This issue was discussed over at Science Professor, but I had so many thoughts about this, I figured I'd put them here instead of clogging up her comment box.
I think the thing that bugs me the most about these couple hires is that, since men typically look better on paper than women do, the wives of recruited men get closer consideration than single women applying our own.
Her CV gets pulled out of the B pile when he gets picked for an interview. So someone who might have fewer papers - but gives a great talk - gets the chance to give her talk, where she might not otherwise.
Obviously I think everyone brings different things to the table, and I'm glad these women are being hired, however they got there.
In fact, the vast majority of successful women in my field were couple hires, because of their husbands looking better on paper and the sexism of their generation, etc.
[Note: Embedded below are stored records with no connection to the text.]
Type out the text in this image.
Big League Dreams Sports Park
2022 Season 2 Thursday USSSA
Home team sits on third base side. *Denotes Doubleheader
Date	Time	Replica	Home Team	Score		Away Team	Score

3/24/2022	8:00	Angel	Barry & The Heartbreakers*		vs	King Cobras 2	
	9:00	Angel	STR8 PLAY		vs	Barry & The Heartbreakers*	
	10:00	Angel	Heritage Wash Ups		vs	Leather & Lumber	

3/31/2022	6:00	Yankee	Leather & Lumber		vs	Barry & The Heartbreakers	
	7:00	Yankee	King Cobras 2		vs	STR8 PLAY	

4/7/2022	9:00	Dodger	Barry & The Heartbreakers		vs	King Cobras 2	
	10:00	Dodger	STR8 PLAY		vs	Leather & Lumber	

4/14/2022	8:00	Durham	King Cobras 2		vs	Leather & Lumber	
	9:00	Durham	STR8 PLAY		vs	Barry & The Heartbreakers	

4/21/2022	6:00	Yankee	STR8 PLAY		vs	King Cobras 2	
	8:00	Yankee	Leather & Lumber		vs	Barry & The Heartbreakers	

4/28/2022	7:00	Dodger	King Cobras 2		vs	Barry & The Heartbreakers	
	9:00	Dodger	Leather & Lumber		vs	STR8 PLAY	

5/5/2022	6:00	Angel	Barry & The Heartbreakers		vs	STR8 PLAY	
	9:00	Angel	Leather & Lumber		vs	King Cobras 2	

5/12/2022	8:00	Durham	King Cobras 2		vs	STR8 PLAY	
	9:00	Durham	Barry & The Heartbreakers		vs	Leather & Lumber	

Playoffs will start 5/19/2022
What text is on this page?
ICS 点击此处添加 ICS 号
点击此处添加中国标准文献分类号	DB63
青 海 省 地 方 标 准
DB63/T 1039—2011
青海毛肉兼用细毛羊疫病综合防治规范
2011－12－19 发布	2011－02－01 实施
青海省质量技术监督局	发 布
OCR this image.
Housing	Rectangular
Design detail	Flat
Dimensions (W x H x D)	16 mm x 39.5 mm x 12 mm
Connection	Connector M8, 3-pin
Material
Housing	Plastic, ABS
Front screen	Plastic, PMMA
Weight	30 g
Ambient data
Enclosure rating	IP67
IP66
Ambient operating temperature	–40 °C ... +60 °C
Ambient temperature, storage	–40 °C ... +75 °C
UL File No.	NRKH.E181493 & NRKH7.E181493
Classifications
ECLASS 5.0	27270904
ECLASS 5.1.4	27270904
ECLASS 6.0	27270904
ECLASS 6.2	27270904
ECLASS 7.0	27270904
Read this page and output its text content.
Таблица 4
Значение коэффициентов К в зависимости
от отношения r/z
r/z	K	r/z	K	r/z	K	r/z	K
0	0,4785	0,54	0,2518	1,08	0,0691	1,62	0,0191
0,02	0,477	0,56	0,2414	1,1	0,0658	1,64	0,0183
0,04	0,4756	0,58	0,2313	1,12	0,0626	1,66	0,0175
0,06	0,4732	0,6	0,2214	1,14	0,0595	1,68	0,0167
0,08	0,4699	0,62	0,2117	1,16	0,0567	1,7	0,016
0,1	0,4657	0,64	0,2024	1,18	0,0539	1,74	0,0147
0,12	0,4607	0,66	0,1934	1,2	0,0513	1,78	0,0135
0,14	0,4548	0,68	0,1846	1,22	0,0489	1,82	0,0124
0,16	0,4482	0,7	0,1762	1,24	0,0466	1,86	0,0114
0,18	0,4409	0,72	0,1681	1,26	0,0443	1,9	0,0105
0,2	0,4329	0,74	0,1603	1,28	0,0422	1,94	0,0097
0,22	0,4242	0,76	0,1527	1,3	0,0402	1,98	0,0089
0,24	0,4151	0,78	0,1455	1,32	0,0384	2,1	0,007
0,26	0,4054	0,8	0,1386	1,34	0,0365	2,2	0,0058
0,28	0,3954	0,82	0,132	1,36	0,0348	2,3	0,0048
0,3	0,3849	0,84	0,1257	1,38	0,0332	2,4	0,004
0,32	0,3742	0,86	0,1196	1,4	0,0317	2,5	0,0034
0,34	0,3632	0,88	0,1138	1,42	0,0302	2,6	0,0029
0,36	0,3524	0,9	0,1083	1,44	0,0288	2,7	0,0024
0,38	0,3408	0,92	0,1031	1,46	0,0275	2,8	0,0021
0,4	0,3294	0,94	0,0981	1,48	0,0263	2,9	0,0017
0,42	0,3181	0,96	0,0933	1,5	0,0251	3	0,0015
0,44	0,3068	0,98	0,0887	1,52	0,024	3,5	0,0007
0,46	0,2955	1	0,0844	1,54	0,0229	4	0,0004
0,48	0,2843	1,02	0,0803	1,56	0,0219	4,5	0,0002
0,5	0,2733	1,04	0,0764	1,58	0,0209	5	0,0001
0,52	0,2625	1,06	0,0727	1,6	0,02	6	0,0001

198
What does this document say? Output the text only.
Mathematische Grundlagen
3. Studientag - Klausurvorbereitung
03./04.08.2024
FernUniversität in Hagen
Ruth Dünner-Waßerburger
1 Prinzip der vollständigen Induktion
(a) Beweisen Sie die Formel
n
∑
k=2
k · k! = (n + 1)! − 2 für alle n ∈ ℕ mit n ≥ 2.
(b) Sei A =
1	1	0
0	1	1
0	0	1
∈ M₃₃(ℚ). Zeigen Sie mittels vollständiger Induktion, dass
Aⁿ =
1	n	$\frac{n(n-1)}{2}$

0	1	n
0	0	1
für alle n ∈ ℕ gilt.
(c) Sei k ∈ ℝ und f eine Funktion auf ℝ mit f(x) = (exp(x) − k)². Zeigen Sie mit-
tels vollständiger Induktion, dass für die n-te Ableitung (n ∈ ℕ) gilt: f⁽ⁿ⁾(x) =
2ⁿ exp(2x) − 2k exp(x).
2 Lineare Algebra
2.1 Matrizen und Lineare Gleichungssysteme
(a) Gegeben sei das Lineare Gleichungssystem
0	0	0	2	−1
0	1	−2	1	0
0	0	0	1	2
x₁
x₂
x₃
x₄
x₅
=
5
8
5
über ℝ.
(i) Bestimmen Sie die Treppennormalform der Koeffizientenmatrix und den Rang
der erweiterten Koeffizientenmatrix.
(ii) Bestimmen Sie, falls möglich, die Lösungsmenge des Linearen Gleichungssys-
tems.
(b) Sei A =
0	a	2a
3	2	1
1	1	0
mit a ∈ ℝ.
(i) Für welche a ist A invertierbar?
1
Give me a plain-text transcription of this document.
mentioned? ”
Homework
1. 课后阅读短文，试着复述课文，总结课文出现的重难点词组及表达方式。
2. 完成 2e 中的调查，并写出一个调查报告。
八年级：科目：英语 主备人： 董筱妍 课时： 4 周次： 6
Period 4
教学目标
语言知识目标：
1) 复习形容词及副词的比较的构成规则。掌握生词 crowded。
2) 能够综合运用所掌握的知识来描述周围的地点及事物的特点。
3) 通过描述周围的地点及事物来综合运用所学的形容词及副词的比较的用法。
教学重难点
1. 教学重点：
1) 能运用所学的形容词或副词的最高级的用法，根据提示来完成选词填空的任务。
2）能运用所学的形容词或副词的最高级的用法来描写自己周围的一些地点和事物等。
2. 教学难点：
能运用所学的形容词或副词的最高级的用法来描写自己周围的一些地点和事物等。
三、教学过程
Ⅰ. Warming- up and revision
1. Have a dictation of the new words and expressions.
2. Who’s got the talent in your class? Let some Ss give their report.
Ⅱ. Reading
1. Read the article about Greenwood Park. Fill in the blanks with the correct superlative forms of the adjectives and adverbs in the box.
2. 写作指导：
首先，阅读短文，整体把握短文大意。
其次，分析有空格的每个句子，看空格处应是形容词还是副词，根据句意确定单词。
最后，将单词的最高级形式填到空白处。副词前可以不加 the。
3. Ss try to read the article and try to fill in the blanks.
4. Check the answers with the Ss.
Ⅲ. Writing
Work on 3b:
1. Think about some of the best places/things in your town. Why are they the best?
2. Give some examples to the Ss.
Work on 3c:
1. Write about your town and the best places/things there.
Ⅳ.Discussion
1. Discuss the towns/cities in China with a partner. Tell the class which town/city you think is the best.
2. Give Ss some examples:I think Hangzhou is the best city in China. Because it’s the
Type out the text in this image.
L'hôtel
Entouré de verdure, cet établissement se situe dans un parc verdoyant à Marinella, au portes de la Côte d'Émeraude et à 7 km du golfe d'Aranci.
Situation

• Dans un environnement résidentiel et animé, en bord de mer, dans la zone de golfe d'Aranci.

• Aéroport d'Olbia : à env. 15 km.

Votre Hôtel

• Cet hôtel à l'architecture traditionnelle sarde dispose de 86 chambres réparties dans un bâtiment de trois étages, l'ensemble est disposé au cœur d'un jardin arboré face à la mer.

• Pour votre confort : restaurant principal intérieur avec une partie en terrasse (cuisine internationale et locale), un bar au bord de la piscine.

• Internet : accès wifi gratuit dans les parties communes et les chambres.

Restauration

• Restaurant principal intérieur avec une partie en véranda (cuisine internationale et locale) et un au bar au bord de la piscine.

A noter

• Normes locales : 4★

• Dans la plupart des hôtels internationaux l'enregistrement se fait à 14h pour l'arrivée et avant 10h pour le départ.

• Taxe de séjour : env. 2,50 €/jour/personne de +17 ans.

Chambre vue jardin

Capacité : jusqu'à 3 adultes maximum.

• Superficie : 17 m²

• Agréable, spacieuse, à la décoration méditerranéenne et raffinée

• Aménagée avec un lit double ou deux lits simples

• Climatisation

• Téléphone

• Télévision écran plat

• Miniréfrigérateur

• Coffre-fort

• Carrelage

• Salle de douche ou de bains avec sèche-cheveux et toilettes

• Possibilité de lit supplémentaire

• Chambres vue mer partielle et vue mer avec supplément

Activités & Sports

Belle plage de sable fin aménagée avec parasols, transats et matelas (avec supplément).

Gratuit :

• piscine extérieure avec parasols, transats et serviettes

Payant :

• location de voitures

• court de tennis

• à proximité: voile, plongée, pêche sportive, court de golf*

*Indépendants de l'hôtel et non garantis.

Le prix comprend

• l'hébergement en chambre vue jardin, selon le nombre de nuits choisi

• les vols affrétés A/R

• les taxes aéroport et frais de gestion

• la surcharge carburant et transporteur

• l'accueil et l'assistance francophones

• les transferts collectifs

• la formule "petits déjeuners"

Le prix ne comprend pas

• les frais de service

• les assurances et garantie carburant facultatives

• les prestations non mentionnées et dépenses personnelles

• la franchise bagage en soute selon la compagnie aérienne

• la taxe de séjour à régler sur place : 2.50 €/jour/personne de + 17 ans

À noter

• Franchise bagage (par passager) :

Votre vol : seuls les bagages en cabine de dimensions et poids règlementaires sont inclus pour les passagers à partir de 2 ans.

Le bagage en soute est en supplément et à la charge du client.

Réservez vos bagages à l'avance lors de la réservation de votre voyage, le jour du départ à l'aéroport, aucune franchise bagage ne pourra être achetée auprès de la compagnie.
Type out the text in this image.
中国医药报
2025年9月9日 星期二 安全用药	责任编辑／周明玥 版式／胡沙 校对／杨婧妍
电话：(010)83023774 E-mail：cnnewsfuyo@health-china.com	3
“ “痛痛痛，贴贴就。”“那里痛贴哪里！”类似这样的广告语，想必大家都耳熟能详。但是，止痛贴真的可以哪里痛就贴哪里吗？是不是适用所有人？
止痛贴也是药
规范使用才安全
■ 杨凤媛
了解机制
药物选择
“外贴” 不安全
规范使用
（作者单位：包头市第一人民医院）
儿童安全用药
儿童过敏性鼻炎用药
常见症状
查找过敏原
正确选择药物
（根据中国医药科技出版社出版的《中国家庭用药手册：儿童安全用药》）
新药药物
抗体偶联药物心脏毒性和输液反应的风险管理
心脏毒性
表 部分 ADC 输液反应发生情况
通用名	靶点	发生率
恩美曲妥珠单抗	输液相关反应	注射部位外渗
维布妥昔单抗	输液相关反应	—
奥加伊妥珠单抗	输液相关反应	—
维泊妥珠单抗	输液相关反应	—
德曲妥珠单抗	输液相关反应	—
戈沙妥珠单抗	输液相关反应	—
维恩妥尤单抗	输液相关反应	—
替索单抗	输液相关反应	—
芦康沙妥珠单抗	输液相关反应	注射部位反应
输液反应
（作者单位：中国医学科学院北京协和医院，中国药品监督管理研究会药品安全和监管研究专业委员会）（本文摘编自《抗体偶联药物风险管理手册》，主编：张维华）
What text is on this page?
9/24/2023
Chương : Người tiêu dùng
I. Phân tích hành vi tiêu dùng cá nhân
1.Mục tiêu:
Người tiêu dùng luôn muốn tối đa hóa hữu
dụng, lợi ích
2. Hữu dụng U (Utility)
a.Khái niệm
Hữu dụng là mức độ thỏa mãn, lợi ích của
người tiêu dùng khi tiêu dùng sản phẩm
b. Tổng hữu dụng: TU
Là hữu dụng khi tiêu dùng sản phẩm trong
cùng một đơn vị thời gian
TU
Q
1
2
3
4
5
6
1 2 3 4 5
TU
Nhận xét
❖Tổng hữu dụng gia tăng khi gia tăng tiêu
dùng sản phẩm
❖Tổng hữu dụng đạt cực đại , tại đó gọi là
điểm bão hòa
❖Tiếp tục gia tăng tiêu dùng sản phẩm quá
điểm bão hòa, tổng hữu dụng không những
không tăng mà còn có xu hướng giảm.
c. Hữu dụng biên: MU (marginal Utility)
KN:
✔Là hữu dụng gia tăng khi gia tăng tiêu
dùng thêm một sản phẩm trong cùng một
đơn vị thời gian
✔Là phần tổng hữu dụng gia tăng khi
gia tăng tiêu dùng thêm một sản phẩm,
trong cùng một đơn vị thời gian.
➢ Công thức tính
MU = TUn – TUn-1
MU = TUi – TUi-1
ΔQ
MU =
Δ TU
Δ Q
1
That's fine, except for the part where they are horribly ill-equipped to advise me on how to get my foot in the door. And in some cases, they are so psychologically non-functional as to not even want to admit that this is probably at least part of why they were able to get a job at all.
Perhaps the hardest part - getting noticed - was at least a little bit easier for them because of their husband's work and/or boy's network contacts, even if they were ultimately hired on their own merits.
I ran into a friend recently who is in the opposite position. His wife is a successful young professor, and because he wants to be near her and everyone knows it, his department has been exploiting this fact by keeping him in a glorified postdoc position for way too long.
It's cheaper for them than offering him a faculty position, and because they know his wife isn't willing to move away, it seems like the savvy business choice.
Except that he's spectacular and they're idiots not to give him more resources; conversely, he and his wife should be getting competing offers from elsewhere, even if they're not sure they'd want to move. It seems to me this is the only way he'll ever get out of his current rut.
Except that he's feeling like I am, that maybe he's not deserving of a faculty position or he would have had one by now.
Little do they realize he's thinking of quitting and going to industry. Academia is always more than willing to cut off the nose to spite the face.
I suspect his type of story occurs more frequently, or used to, with the woman as the trailing spouse and the man as the professor who doesn't want to leave?
I'd like to think the tide is changing. I have another friend who just published a very high impact paper, and she and her husband have been going on interviews. I'm not sure if she realizes it, but her work is MUCH better than his. And I suspect this is why they're getting interviews.
I'm curious, though, to see if she continues to outshine him after they both start their labs and start having kids.
Something like this happened with a couple hire at our university a few years ago, and I still don't quite understand how it all played out. Having seen both of their job talks and publications, my impression was that the wife was the better scientist and more of a 'catch' than her husband, and that she was the reason they recruited him.
But since they've been here, he seems to get all the attention, and I don't really understand why. Has anybody else seen this phenomenon? Is she just getting buried with writing grants and papers, while he is out giving talks and getting face-time? They seem to have a division of labor where he is much more social and political, perhaps because she's the one taking care of their young child. I've found the whole thing really discouraging, even just watching from a distance. I have to wonder if it's because he dumps all the house and childwork on her, if he's that type of guy. They seem to be in the majority, even now.